If you want to drink high-quality sake (a rice wine) with sushi, the best way is to get it straight from the original source in Japan.
However, if you’re in the United States, the best sake there is made right in the Route 66 town of Holbrook, Arizona, at a place called Arizona Sake.
Fox 10 in Phoenix has the story about Atsuo Sakurai, who originally hails from Yokohama, Japan, and makes his sake in his garage:
“I want to make sake by myself. I tried in my dorm. But this is illegal in Japan though. But I tried,” Sakurai said.
Sakurai says he had so much fun, he got a job at a sake brewery after college. And fast forward ten years later…
“I got married to my wife. She’s American, so ok, let’s go to the states,” Sakurai said.
In January 2017, Sakurai got his Arizona state license to make Junmai Ginjo. It’s a simple sake that only uses rice, water, yeast and koji, a fungus used in sake. […]
And just one and a half years after getting his license, Sakurai’s sake has been featured in numerous high-end restaurants in Arizona.

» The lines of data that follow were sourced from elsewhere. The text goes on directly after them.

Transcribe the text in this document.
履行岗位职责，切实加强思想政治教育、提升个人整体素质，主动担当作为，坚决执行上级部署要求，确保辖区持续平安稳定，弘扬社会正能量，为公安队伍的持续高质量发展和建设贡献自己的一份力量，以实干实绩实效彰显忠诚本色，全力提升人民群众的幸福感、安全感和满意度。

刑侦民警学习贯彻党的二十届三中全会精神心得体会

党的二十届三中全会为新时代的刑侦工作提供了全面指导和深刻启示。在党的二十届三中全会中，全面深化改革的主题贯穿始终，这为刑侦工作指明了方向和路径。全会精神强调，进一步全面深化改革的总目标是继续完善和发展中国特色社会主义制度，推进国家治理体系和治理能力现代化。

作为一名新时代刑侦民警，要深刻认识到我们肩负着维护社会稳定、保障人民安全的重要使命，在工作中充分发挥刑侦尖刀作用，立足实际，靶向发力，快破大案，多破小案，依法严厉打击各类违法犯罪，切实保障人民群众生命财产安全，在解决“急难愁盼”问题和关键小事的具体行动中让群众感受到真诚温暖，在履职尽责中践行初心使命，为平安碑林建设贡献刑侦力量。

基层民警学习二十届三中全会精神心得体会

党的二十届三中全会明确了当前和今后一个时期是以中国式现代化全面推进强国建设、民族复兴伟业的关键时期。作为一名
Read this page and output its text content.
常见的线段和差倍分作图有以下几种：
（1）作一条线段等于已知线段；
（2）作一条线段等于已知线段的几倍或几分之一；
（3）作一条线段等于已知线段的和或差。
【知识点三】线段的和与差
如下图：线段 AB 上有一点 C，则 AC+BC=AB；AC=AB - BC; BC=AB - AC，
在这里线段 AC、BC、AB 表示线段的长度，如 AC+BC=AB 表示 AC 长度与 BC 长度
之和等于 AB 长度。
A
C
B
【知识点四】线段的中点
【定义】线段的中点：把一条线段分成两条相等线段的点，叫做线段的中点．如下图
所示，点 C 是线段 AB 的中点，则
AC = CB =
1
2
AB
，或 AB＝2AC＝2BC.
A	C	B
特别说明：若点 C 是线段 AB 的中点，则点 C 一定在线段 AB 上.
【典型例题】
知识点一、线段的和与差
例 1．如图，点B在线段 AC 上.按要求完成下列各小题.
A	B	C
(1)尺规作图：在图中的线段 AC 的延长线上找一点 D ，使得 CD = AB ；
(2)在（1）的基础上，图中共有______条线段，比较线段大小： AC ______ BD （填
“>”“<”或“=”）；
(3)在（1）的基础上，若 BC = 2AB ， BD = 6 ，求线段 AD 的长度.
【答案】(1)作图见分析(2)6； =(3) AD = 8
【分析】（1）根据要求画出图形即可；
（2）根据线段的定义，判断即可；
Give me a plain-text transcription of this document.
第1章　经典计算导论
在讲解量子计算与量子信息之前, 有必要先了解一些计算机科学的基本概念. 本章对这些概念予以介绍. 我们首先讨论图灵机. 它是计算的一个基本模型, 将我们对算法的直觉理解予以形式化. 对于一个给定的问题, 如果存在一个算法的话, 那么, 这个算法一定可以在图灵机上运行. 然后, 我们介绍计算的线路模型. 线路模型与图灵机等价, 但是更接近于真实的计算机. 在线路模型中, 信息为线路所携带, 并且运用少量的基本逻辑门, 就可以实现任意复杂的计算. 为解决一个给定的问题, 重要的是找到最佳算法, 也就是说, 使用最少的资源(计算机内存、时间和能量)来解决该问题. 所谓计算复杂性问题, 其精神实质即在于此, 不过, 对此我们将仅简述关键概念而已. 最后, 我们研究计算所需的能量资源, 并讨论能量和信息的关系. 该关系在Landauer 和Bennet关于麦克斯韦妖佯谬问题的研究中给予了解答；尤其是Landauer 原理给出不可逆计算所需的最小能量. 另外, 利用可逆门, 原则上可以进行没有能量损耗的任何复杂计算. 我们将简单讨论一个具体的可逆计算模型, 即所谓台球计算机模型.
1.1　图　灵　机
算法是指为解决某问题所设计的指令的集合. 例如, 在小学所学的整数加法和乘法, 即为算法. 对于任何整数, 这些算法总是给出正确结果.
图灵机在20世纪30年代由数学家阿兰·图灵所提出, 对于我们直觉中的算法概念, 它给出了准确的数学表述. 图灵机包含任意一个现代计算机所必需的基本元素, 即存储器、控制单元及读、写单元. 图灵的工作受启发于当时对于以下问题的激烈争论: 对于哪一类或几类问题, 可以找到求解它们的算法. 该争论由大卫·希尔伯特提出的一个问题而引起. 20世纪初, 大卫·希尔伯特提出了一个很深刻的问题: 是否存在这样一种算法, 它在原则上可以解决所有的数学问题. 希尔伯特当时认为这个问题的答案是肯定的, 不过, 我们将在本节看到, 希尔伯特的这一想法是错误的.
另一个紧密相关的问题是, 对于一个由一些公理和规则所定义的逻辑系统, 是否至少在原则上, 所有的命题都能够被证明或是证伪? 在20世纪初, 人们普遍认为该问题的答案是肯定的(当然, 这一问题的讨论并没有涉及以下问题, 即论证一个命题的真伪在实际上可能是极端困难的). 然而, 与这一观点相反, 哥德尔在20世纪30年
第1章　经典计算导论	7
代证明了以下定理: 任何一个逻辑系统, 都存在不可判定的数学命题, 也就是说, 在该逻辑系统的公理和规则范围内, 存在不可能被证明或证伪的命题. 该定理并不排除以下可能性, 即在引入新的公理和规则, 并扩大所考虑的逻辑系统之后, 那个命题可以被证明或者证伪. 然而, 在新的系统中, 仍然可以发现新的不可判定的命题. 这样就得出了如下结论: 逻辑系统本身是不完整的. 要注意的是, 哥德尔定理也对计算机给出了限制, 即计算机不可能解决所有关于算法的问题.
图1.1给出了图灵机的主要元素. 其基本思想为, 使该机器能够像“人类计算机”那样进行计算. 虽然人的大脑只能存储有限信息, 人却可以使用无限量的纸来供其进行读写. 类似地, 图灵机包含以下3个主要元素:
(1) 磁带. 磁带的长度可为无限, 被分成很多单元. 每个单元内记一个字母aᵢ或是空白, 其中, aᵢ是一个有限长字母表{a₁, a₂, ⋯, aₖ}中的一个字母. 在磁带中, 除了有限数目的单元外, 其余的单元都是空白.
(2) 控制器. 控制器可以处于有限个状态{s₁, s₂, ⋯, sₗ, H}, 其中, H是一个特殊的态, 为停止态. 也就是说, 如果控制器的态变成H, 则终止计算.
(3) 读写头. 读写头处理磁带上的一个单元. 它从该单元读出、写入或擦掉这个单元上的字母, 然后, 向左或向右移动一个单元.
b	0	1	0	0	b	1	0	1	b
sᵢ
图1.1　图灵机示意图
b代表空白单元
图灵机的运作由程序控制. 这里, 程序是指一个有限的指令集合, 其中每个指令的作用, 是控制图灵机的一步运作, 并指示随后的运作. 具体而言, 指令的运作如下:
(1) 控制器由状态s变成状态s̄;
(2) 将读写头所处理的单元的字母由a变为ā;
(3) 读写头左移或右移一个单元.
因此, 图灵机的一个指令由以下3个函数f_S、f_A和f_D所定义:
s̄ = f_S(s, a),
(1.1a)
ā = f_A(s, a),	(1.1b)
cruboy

His Arizona sake was also awarded as the World’s Best International Sake made outside of Japan.
Here’s the entire video segment:
Ironically, there are no Japanese restaurants in Holbrook. But Super Fuels in Holbrook carries the sake in its refrigerated case. Arizona Sake is not pasteurized, so it must stay cold.
The Phoenix New Times reported:
Josh Hebert serves Arizona Sake by the bottle and glass at Hot Noodles Cold Sake in Scottsdale. “People go nuts for it,” he says. “It has that kind of just tropical fruit nose, but it really comes across being more balanced than that. The texture is just creamy and rich …”
With microbreweries popping up by the hundreds each year across America, it seems it was only a matter of time before the same thing would happen to other alcoholic beverages.
(Image of Arizona Sake via Facebook)
Now if the Safeway across from Cozy Cones would just sell sushi. Last time I checked, they had none. Actually, they weren’t familiar with the word. But that’s ok, there isn’t exactly an ocean nearby.